ESPN’s new boss Jimmy Pitaro told Business Insider back in May that “We (ESPN) are not a political organization, we are a sports-media company.” this position seems to have taken its toll on a few employees, chiefly Jemele Hill.

Hill’s relationship with the company seemed to be souring following tweets arguing that the best way to protest NFL policies was to engage in a boycott of its sponsors and referring to President Donald Trump as a white supremacist.

Hill’s social media platform is not one for the politically ambiguous. She routinely broaches topics at the intersections of race and gender, which is the intersection where she lives her personal life as well. After these controversial tweets landed her in some hot water with ESPN brass last September, Hill requested a transfer to the Undefeated, ESPN’s digital platform focusing on the intersections of sports, race, gender, and politics.

Last week, however, Hill negotiated a buyout of her contract with the company reportedly worth around $6 million, which follows Pitaro’s comments to the Washington Post and other news media outlets on Monday announcing again that the network needs to focus more on sports. In effect, this means issues within sports that impact people of color and women does not deserve airtime, a ludicrous notion.

“If you ask me is there a false narrative out there, I will tell you ESPN being a political organization is false,” Pitaro said. “I will tell you I have been very, very clear with employees here that it is not our jobs to cover politics, purely.”
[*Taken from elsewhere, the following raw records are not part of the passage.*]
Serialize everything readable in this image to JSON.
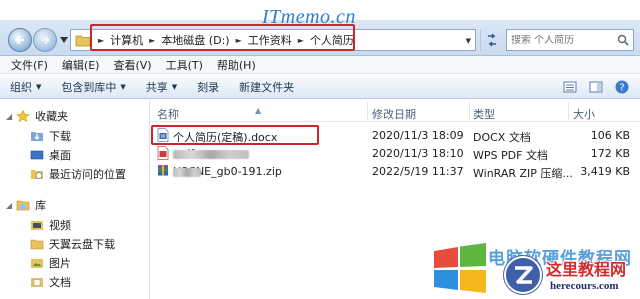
{
  "watermark": "ITmemo.cn",
  "breadcrumbs": [
    "计算机",
    "本地磁盘 (D:)",
    "工作资料",
    "个人简历"
  ],
  "search": {
    "placeholder": "搜索 个人简历"
  },
  "menu": [
    "文件(F)",
    "编辑(E)",
    "查看(V)",
    "工具(T)",
    "帮助(H)"
  ],
  "commands": [
    "组织",
    "包含到库中",
    "共享",
    "刻录",
    "新建文件夹"
  ],
  "nav": {
    "favorites_label": "收藏夹",
    "favorites": [
      "下载",
      "桌面",
      "最近访问的位置"
    ],
    "library_label": "库",
    "library": [
      "视频",
      "天翼云盘下载",
      "图片",
      "文档"
    ]
  },
  "columns": {
    "name": "名称",
    "date": "修改日期",
    "type": "类型",
    "size": "大小"
  },
  "files": [
    {
      "name": "个人简历(定稿).docx",
      "date": "2020/11/3 18:09",
      "type": "DOCX 文档",
      "size": "106 KB",
      "icon": "docx-icon"
    },
    {
      "name": ".pdf",
      "date": "2020/11/3 18:10",
      "type": "WPS PDF 文档",
      "size": "172 KB",
      "icon": "pdf-icon"
    },
    {
      "name": "H3CNE_gb0-191.zip",
      "date": "2022/5/19 11:37",
      "type": "WinRAR ZIP 压缩...",
      "size": "3,419 KB",
      "icon": "zip-icon"
    }
  ],
  "logos": {
    "bg_text": "电脑软硬件教程网",
    "badge_title": "这里教程网",
    "badge_sub": "herecours.com"
  },
  "colors": {
    "highlight": "#d0252f",
    "accent": "#2f7fd0"
  }
}
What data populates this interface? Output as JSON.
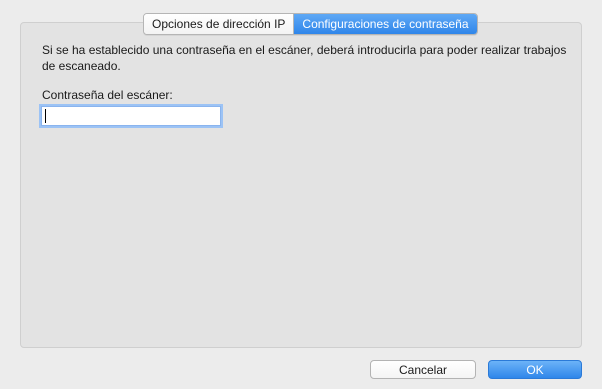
{
  "tabs": [
    {
      "label": "Opciones de dirección IP",
      "active": false
    },
    {
      "label": "Configuraciones de contraseña",
      "active": true
    }
  ],
  "content": {
    "description": "Si se ha establecido una contraseña en el escáner, deberá introducirla para poder realizar trabajos de escaneado.",
    "password_label": "Contraseña del escáner:",
    "password_value": ""
  },
  "buttons": {
    "cancel_label": "Cancelar",
    "ok_label": "OK"
  },
  "colors": {
    "accent": "#2f86ea",
    "background": "#ececec",
    "panel": "#e3e3e3"
  }
}
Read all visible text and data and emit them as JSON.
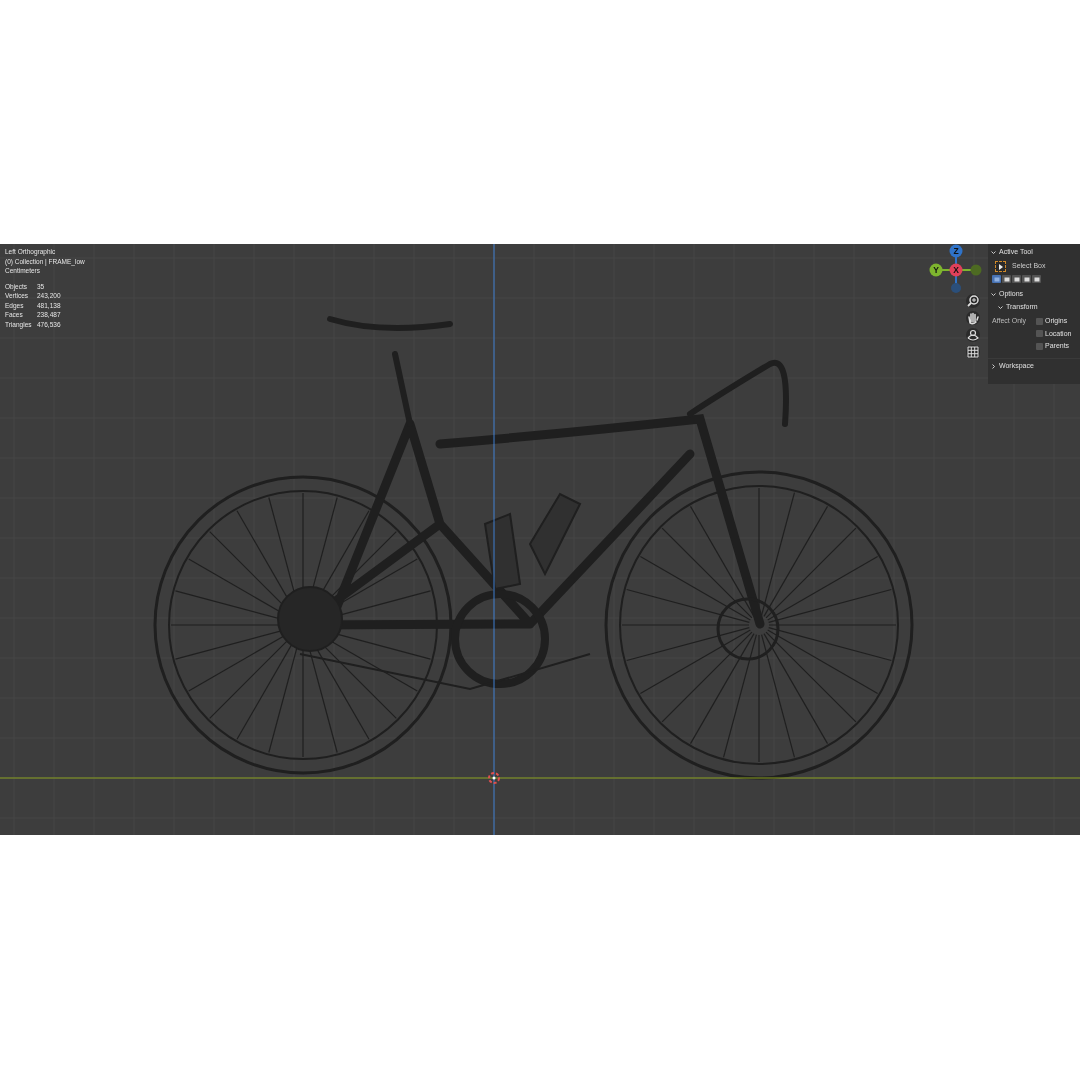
{
  "viewport": {
    "view_name": "Left Orthographic",
    "collection": "(0) Collection | FRAME_low",
    "units": "Centimeters",
    "stats": [
      {
        "label": "Objects",
        "value": "35"
      },
      {
        "label": "Vertices",
        "value": "243,200"
      },
      {
        "label": "Edges",
        "value": "481,138"
      },
      {
        "label": "Faces",
        "value": "238,487"
      },
      {
        "label": "Triangles",
        "value": "476,536"
      }
    ]
  },
  "gizmo": {
    "axes": [
      {
        "label": "Z",
        "kind": "up",
        "color": "#2f73c9"
      },
      {
        "label": "Y",
        "kind": "left",
        "color": "#7eb52e"
      },
      {
        "label": "X",
        "kind": "center",
        "color": "#e0405a"
      }
    ]
  },
  "nav_tools": [
    {
      "kind": "zoom"
    },
    {
      "kind": "pan"
    },
    {
      "kind": "camera"
    },
    {
      "kind": "grid"
    }
  ],
  "sidebar": {
    "active_tool": {
      "title": "Active Tool",
      "expanded": true,
      "tool_name": "Select Box",
      "modes": [
        {
          "selected": true
        },
        {
          "selected": false
        },
        {
          "selected": false
        },
        {
          "selected": false
        },
        {
          "selected": false
        }
      ]
    },
    "options": {
      "title": "Options",
      "expanded": true,
      "transform": {
        "title": "Transform",
        "expanded": true,
        "affect_label": "Affect Only",
        "checkboxes": [
          {
            "label": "Origins",
            "checked": false
          },
          {
            "label": "Location",
            "checked": false
          },
          {
            "label": "Parents",
            "checked": false
          }
        ]
      }
    },
    "workspace": {
      "title": "Workspace",
      "expanded": false
    }
  }
}
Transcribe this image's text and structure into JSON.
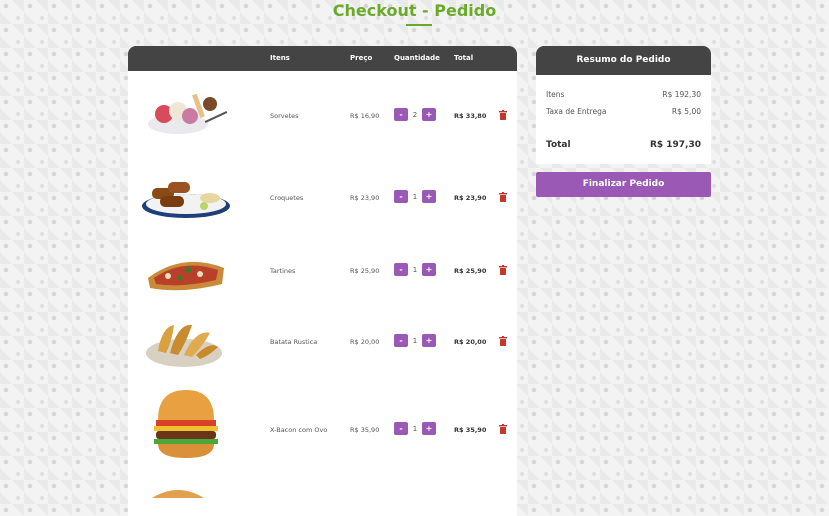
{
  "page": {
    "title": "Checkout - Pedido"
  },
  "cart": {
    "headers": {
      "items": "Itens",
      "price": "Preço",
      "qty": "Quantidade",
      "total": "Total"
    },
    "rows": [
      {
        "name": "Sorvetes",
        "price": "R$ 16,90",
        "qty": "2",
        "total": "R$ 33,80"
      },
      {
        "name": "Croquetes",
        "price": "R$ 23,90",
        "qty": "1",
        "total": "R$ 23,90"
      },
      {
        "name": "Tartines",
        "price": "R$ 25,90",
        "qty": "1",
        "total": "R$ 25,90"
      },
      {
        "name": "Batata Rustica",
        "price": "R$ 20,00",
        "qty": "1",
        "total": "R$ 20,00"
      },
      {
        "name": "X-Bacon com Ovo",
        "price": "R$ 35,90",
        "qty": "1",
        "total": "R$ 35,90"
      }
    ],
    "minus": "-",
    "plus": "+"
  },
  "summary": {
    "title": "Resumo do Pedido",
    "items_label": "Itens",
    "items_value": "R$ 192,30",
    "delivery_label": "Taxa de Entrega",
    "delivery_value": "R$ 5,00",
    "total_label": "Total",
    "total_value": "R$ 197,30"
  },
  "actions": {
    "finish": "Finalizar Pedido"
  },
  "colors": {
    "brand": "#6aaa2a",
    "accent": "#9b59b6",
    "header": "#444444",
    "danger": "#c0392b"
  }
}
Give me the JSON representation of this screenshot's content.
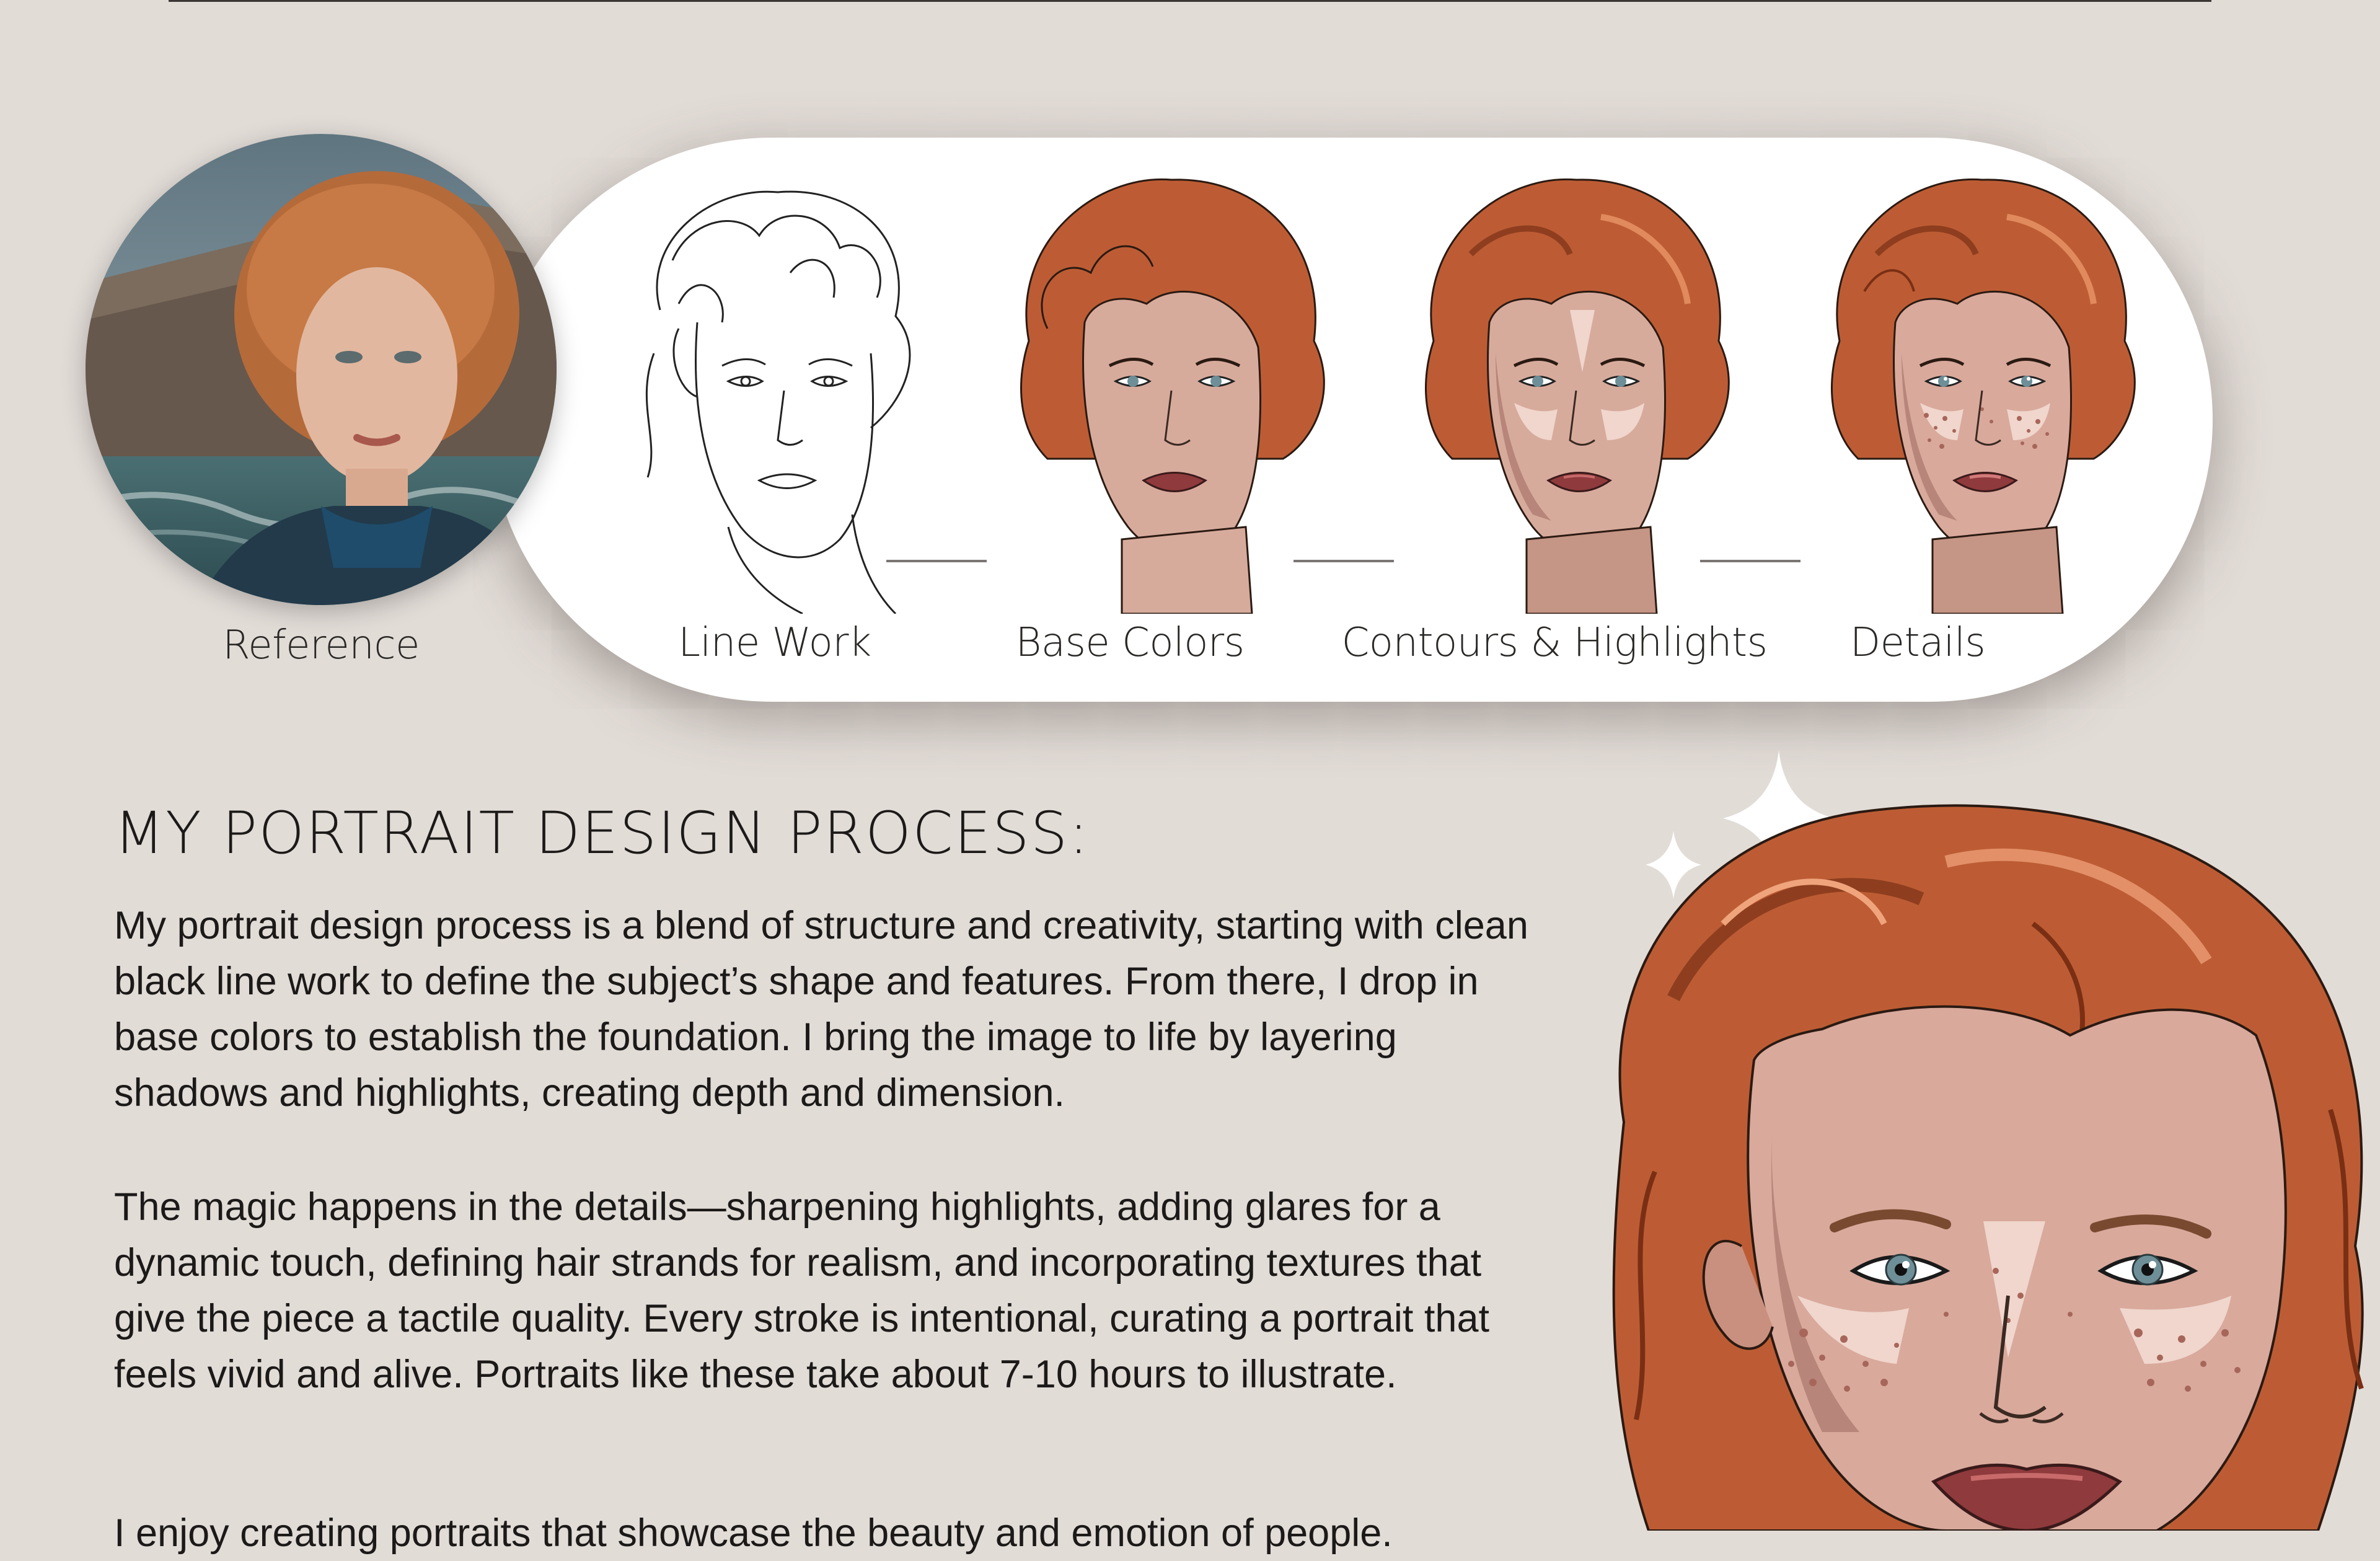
{
  "steps": {
    "reference": "Reference",
    "line_work": "Line Work",
    "base_colors": "Base Colors",
    "contours": "Contours & Highlights",
    "details": "Details"
  },
  "heading": "MY PORTRAIT DESIGN PROCESS:",
  "paragraphs": [
    "My portrait design process is a blend of structure and creativity, starting with clean black line work to define the subject’s shape and features. From there, I drop in base colors to establish the foundation. I bring the image to life by layering shadows and highlights, creating depth and dimension.",
    "The magic happens in the details—sharpening highlights, adding glares for a dynamic touch, defining hair strands for realism, and incorporating textures that give the piece a tactile quality. Every stroke is intentional, curating a portrait that feels vivid and alive. Portraits like these take about 7-10 hours to illustrate.",
    "I enjoy creating portraits that showcase the beauty and emotion of people."
  ],
  "colors": {
    "background": "#e2dcd7",
    "hair": "#bd5c34",
    "skin": "#d7ab9c",
    "lips": "#8f3a3c",
    "eyes": "#6e8f98"
  }
}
ESPN is in a precarious position, particularly as the NFL continues its (mis-)treatment of Black athletes who protest police brutality and an uneven handling of domestic violence cases. It seems as though Pitaro’s position is that anything which harms ESPN’s relationship with the NFL will be deemed political.

The network looks to be desperately the same kinds of subscribers that led ABC to greenlight a Roseanne reboot. Now they are losing Jemele Hill. By the time Pitaro is done transforming ESPN into a position neutral journalism company, more outspoken journalists could be on their way out of the door.